Tudo já foi dito sobre os protestos do último domingo, que desta feita expressaram com mais clareza, o profundo fosso que vem se criando, entre a classe política e a sociedade brasileira. Emblemas dessa realidade, foram os xingamentos ofertados em alto e bom som, aos líderes do PSDB e DEM que foram à Paulista, e a hostil recepção à pré-candidata pelo PMDB daquele estado, Marta Suplicy.

Resta-nos uma conclusão óbvia, se extratos da política visavam capitalizar a manifestação das ruas, todos foram perdedores. A pergunta que se impõe, agora, é saber, quem perdeu mais, quem perdeu menos.

Para os atores da política, acendeu-se a lanterna amarela. Se hoje pede-se o impeachment da presidente Dilma e a prisão para o ex-presidente Lula, essas parecem ser, para os manifestantes do domingo, a tarefa prioritária. Amanhã esta mesma população pode erguer-se contra os líderes políticos que no parlamento, também lutam pelas duas agendas.

Mas há um terceiro e estratégico ator desse processo que também perdeu no domingo e vem perdendo progressivamente a batalha simbólica empreendida em favor da destruição do partido dos trabalhadores e de uma esquerda simpatizante ao governo Dilma. Esse terceiro ator é a mídia comercial privada, que escudou-se no discurso jurídico e político para construir a narrativa fabular de que o Partido dos Trabalhadores constituiu-se como uma quadrilha criminosa para assaltar os cofres do país e assim conformar-se como um polo de poder na América Latina.

Essa fabulação, ora com tons mais fortes, ora com menos influxo, vem sendo reproduzida desde o início do primeiro governo Lula, atingindo, na atualidade, o auge da sua força.

O esforço que reuniu o discurso jurídico, a narrativa política de direita, e as estratégias midiáticas, no sentido da difusão do processo de desgaste do presidente Lula e do governo Dilma, rebateu no domingo, em uma massa que verdadeiramente não está comprando a fábula como ela vem e promete fazer valer a força da chamada “voz das ruas”

A voz das ruas encheu de espanto e perplexidade, os políticos, os juristas, e à própria mídia, que permanentemente teve de retificar imagens, desligar microfones e omitir notícias que entretanto pipocavam estrondosamente nas redes sociais e na blogosfera.

A voz do domingo já elegeu seus líderes políticos: Abraçou-se a Jair Bolsonaro e fez louvação, em camisetas e cartazes, ao juiz Sérgio Moro.

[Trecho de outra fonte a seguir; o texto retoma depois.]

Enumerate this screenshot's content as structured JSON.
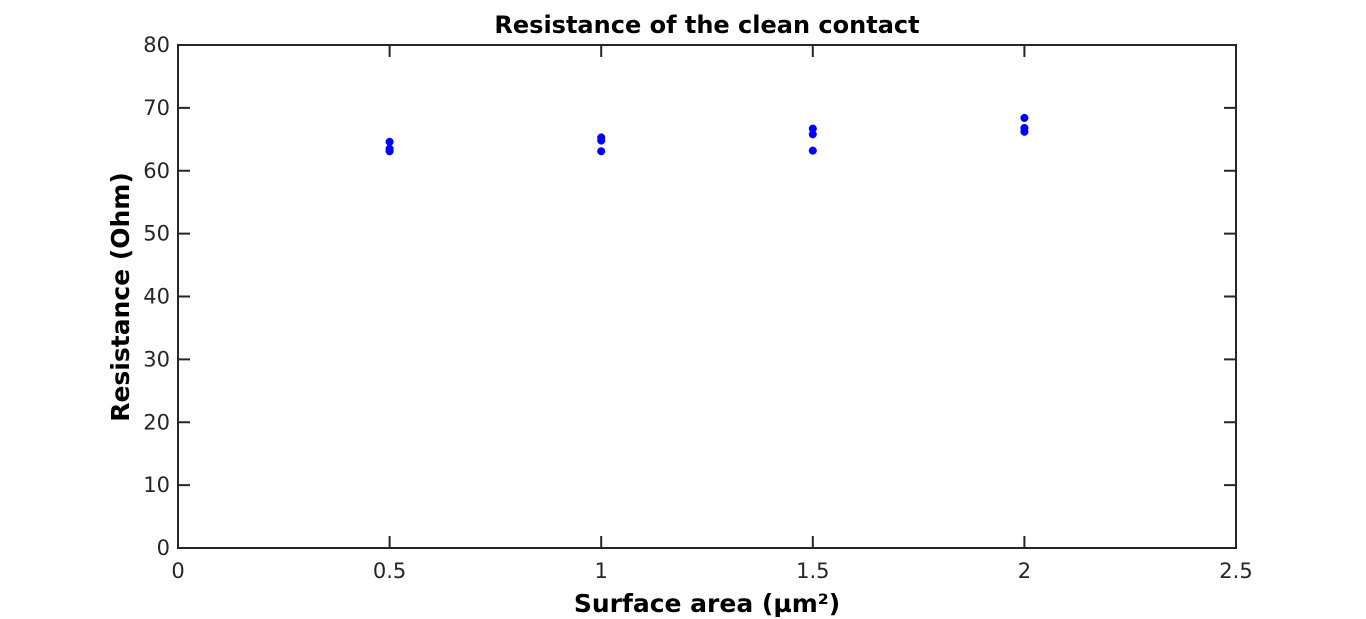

Para os políticos que apostavam nas manifestações como o pavimento para o impeachment, resta um breve recuo, o pesar e medir da situação, a adoção de novas estratégias. A mídia, por sua vez, prosseguirá na sua fabulação suicida, à espera de que um imponderável aconteça, e assim ela possa investir todo o seu capital técnico manipulatório na derrocada final do governo petista.

Estará a mídia privada trabalhando na construção de um “caçador de corruptos”, tal como fez nos anos oitenta, ao colocar no topo da política brasileira, “o caçador de marajás”?

Se estas impressões se confirmarem, é possível que num futuro breve, a legenda do PSDB acolha Sérgio Moro e o coloque no centro da disputa em 2018. Já o eleitor, esse agente flutuante, imprevisível e escorregadio, não se pode prever para onde irá, quando chegar o tempo da colheita.